Organizou e publicou, com Gracinha Rego, a antologia poética Girassóis para Neusa (Niterói, 2003). No ano 2004, lançou o livro de poesias Revelação (Editora La Place, Niterói). Traduziu para o esperanto e publicou o livro infantil La adiaŭo de la armiloj (O adeus das armas), do médico e acadêmico Salvador Borges Filho, obra ilustrada pelo artista plástico Miguel Coelho (Editora Cooperativa Cultural dos Esperantistas, Rio de Janeiro, 2004). Traduziu para o esperanto poemas seus e de outros poetas tais como: Maria Sabina, Carlos Drummond de Andrade, Carlos Alberto dos Santos, Jacy Pacheco, assim como o conto “Amo, stranga amo” (“Amor, estranho amor”), de Rinaldo Brandão), publicado em revistas do Brasil, da Suíça e da Rússia. É verbete na Enciclopédia de literatura brasileira, de Afrânio Coutinho e J.Galante de Sousa, no Dicionário biobibliográfico de escritores contemporâneos do Estado do Rio de Janeiro, de Eduarda Zandron, e no Dicionário biobibliográfico de escritores brasileiros contemporâneos, de Adrião Neto. 

Gravou, em fita de vídeo, para o projeto coordenado por Lauro Gomes de Araújo, diretor cultural da Associação Atlética Banco do Brasil/Niterói, o 51º depoimento da série “Personalidades de Niterói” quando foi entrevistada pelos escritores e membros da Academia Fluminense de Letras, Edmo Rodrigues Lutterbach, Armando Vaz e Marly Prates. Declamou na Academia Brasileira de Letras, na Academia Fluminense de Letras, na Academia Niteroiense de Letras, na Sala Cecília Meireles, na Associação Brasileira de Imprensa e em teatros, clubes e faculdades. Declamando e cantando, apresentou-se em teatros, auditórios e salas de concerto de Brasília (DF), Fortaleza (CE), Natal (RN), Campo Grande (MS); Belo Horizonte, Barbacena e Juiz de Fora (MG); Vitória (ES), São Paulo e Ribeirão Preto (SP), Curitiba (PR), Porto Alegre (RS). Em Arouca (Portugal), declamou poemas de autores brasileiros e lusitanos. 

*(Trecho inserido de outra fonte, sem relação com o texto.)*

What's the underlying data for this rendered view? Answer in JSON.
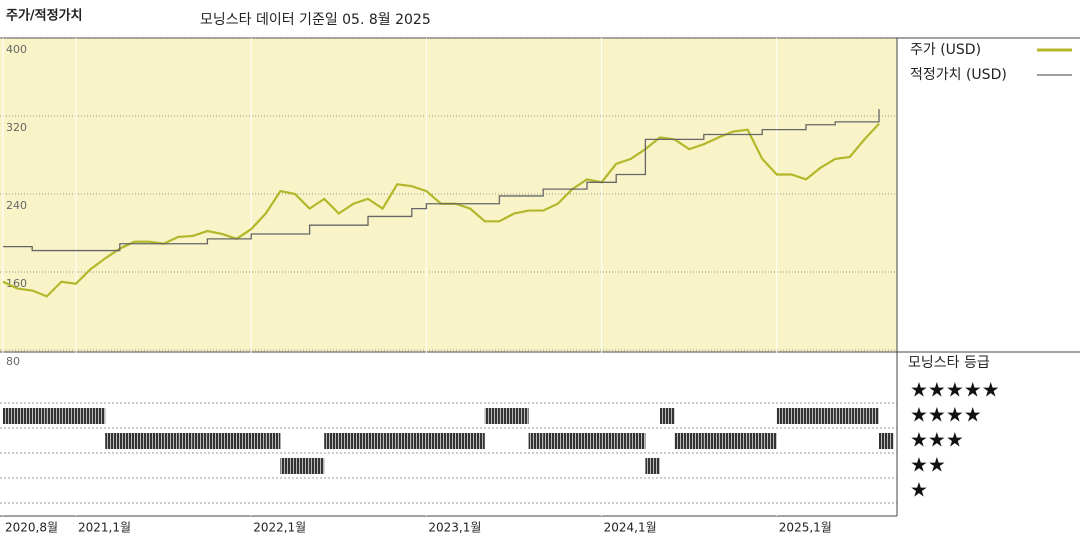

Em Viena (Áustria) e Montpellier (França), em congressos esperantistas, declamou em esperanto e integrou o Coral Internacional, sob a regência do maestro búlgaro Dimitar Terziev. Integrou o Coral Alceu Amoroso Lima, da Assembleia Legislativa do Estado do Rio de Janeiro. Em Niterói, como solista, cantou no Teatro Municipal João Caetano, no Teatro da Universidade Federal Fluminense e no Teatro da União dos Professores Primários do Estado Ainda como solista, apresentou-se  no Teatro Câmara Torres, em Angra dos Reis (RJ), no auditório da CEFET – Centro Federal de Ensino Técnico de Campos, Campos dos Goytacazes (RJ), no Teatro do SESC- Belo Horizonte (MG), no Teatro Deodoro, em Maceió (AL) e no Teatro da Assembleia Legislativa de Porto Alegre (RS).